Obviously, we’re big fans of Nolan Arenado here at Roxpile, and more than one of our writers have declared him the best third baseman in the game. But I wanted to know if that opinion held any weight outside of Colorado.
So we got a hold of two writers that also get to cover some of the game’s elite third baseman: Nicholas Blazek, who covers the Chicago Cubs for our sister site, Cubbies Crib, and Josh Sadlock, who writes about the Orioles for our friends over at Birds Watcher.
The questions was simple; who’s better, Arenado or your team’s third baseman? Their responses, and my thoughts about their responses, are below.
Up first: Nicholas Blazek compares Arenado to Kris Bryant
Good question. With his versatility, it’s tough to pin Bryant down as the best 3B in baseball. Offensively, yes. I give Arenado a small deduction on playing at Coors, but he hits away from there as well. So his numbers might only be slightly “inflated”. Bryant continues to adapt, and even changed his swing in his second year, after winning Rookie of the Year, in order to level it out. It seemed to have worked. Defensively, it’s Arenado all the way. Kid is a master with the glove at third. They’re most certainly one and two. I would add that defensively, for what the scouts had said, Bryant has turned into a solid third baseman, though.”
REACTION: I agree with Blazek right off the bat here. Bryant’s value might be the trickiest to gauge of the three players we’re talking about here today, because he’s not exactly a traditional third baseman. Bryant made an appearance in the outfield in over 60 games for Chicago last year.
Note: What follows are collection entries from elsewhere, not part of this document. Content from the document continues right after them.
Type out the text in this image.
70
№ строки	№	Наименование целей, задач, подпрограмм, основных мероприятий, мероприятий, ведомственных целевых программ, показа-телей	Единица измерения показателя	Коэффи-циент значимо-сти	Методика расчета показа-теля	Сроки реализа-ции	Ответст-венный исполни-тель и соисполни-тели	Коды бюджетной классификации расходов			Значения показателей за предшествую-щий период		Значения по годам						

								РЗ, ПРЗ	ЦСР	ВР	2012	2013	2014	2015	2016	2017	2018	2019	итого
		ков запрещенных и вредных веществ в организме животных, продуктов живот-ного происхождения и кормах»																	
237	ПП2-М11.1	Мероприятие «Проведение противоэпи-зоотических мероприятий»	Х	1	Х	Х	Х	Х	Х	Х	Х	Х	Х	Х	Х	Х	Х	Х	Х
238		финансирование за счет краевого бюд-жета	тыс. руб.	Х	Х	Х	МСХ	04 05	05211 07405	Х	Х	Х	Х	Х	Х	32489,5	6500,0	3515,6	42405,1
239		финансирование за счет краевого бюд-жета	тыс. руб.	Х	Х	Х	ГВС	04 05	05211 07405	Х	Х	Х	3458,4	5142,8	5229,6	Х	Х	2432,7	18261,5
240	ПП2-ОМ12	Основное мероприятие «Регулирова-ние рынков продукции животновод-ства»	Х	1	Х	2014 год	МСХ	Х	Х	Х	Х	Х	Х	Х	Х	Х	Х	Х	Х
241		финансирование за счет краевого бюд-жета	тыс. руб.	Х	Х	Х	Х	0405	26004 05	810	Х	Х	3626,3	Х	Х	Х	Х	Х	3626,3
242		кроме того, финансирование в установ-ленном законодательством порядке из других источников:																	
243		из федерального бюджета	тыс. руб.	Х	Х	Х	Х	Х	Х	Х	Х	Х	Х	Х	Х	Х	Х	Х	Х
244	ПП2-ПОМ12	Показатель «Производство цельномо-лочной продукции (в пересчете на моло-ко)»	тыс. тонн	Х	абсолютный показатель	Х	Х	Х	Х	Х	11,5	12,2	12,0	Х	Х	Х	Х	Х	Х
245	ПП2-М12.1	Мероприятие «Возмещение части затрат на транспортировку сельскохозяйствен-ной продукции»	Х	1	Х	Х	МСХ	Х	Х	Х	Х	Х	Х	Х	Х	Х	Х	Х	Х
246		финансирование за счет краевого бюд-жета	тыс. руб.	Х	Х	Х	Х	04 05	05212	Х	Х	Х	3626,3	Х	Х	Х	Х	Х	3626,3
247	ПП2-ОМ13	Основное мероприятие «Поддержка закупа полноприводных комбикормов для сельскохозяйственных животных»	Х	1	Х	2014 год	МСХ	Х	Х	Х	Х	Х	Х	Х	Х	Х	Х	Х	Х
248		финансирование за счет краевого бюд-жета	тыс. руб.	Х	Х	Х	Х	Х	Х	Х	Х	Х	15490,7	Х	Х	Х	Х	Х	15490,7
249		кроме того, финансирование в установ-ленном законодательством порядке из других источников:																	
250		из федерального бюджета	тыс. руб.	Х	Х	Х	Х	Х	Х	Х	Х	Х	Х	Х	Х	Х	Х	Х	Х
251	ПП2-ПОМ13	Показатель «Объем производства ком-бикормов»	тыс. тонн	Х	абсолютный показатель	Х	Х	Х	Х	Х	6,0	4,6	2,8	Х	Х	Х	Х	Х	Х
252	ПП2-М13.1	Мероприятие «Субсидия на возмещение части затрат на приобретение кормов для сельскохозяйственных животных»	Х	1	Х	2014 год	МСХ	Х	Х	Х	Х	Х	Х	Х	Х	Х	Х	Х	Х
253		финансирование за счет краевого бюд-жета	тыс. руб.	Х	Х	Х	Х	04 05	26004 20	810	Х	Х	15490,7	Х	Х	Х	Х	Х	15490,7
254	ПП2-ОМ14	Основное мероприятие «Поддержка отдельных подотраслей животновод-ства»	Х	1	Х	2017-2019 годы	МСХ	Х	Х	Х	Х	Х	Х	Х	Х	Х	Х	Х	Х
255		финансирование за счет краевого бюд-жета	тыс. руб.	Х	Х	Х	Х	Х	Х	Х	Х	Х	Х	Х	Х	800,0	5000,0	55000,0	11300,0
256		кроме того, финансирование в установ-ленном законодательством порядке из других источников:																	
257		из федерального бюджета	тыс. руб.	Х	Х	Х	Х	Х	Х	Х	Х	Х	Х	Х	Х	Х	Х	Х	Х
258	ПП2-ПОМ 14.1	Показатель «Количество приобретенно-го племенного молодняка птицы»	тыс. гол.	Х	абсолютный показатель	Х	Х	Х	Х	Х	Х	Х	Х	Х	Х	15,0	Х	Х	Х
He’s not exactly a great defensive outfielder, but he’s certainly passable. That versatility is a big bonus for Chicago.
Trying to pick the superior hitter out of these two really comes down to a matter of opinion. What matters more to you: Arenado’s slightly better contact rates and his elite RBI production, or Bryant’s higher OBP and potential for future growth? Remember, last season was just Bryant’s 2nd in the big leagues, so it’s not crazy to think he’s going to be even better in 2017.
Bryant’s defense presents an interesting Catch-22 for the Cubs. If they want him to reach his full potential at the hot corner, he probably needs to be playing there day in and day out. But Chicago values his ability to play in the outfield, and it’s worth noting that he seems to hit slightly better when he’s out there.
Arenado is a truly special defender. Even if Bryant was playing third base every day, he’d be hard-pressed to match Arenado defensively. If he’s only there about 60 percent of the time, it’s never going to happen.
Next up is our answer from Josh Sadlock. Covering the Orioles, you’d expect him to side with Manny Machado. His answer though, may surprise you.
“I would be inclined to rank Arenado just a shade ahead of Machado right now. Defensively, they’re impossible to separate. Manny has to show more discipline at the plate for me to move him ahead of Arenado. He had a hard time in the second half last year when (Chris) Davis and (Mark) Trumbo were struggling.”
However, he continues,
“Manny looks like he’s added 10-15 lbs of muscle over the winter, and has been playing out of his mind at the WBC, so it really wouldn’t surprise me to see him vault past Arenado this year.”
REACTION: It’s hard to argue with Sadlock’s claim that the players are impossible to separate defensively. Arenado and Machado aren’t just two of the best defensive third baseman in the game. They’re two of the best defenders at any position in the game. Still just 24 years old, many believe Machado will one day end up at shortstop permanently.
The criticism of Machado’s plate discipline caught me off-guard, but sure enough, Sadlock has a point here. Machado drew a walk in less than seven percent of his at-bats last season. His .333 career OBP is somewhat disappointing for such a talented hitter. Arenado is not exactly known for his command of the strike zone either (his career OBP is .331), but his walk rate and OBP grew dramatically in 2016, while Machado’s regressed slightly.
The claims of Machado’s muscle growth are hard to verify. I’m somewhat skeptical of the idea that a player could add 15 pounds of sheer muscle in one off-season, and even if he could, more muscles don’t always lead to more home runs. That being said, Machado is very young and very skinny, so it’s not hard to envision him growing into a more mature body in the near future.
The last sentence of Sadlock’s answer is interesting to me, because it seems to imply that he believes Arenado has reached his ceiling as a player, while Machado still has room to grow. I’m not convinced that’s true though.
On the surface, this kind of makes sense because Machado is younger and just looks like he has more growing to do. But the age gap between Machado and Arenado isn’t all that significant. The two were born just less than a year and a half apart. In terms of MLB experience, Arenado is actually behind Machado, both in seasons (4 vs. 5) and games (561 vs. 608).
It’s entirely possible, perhaps even likely, that Machado will be an even better player in 2017. But it’s hard to acknowledge that without also acknowledging that you could easily say the same about Arenado.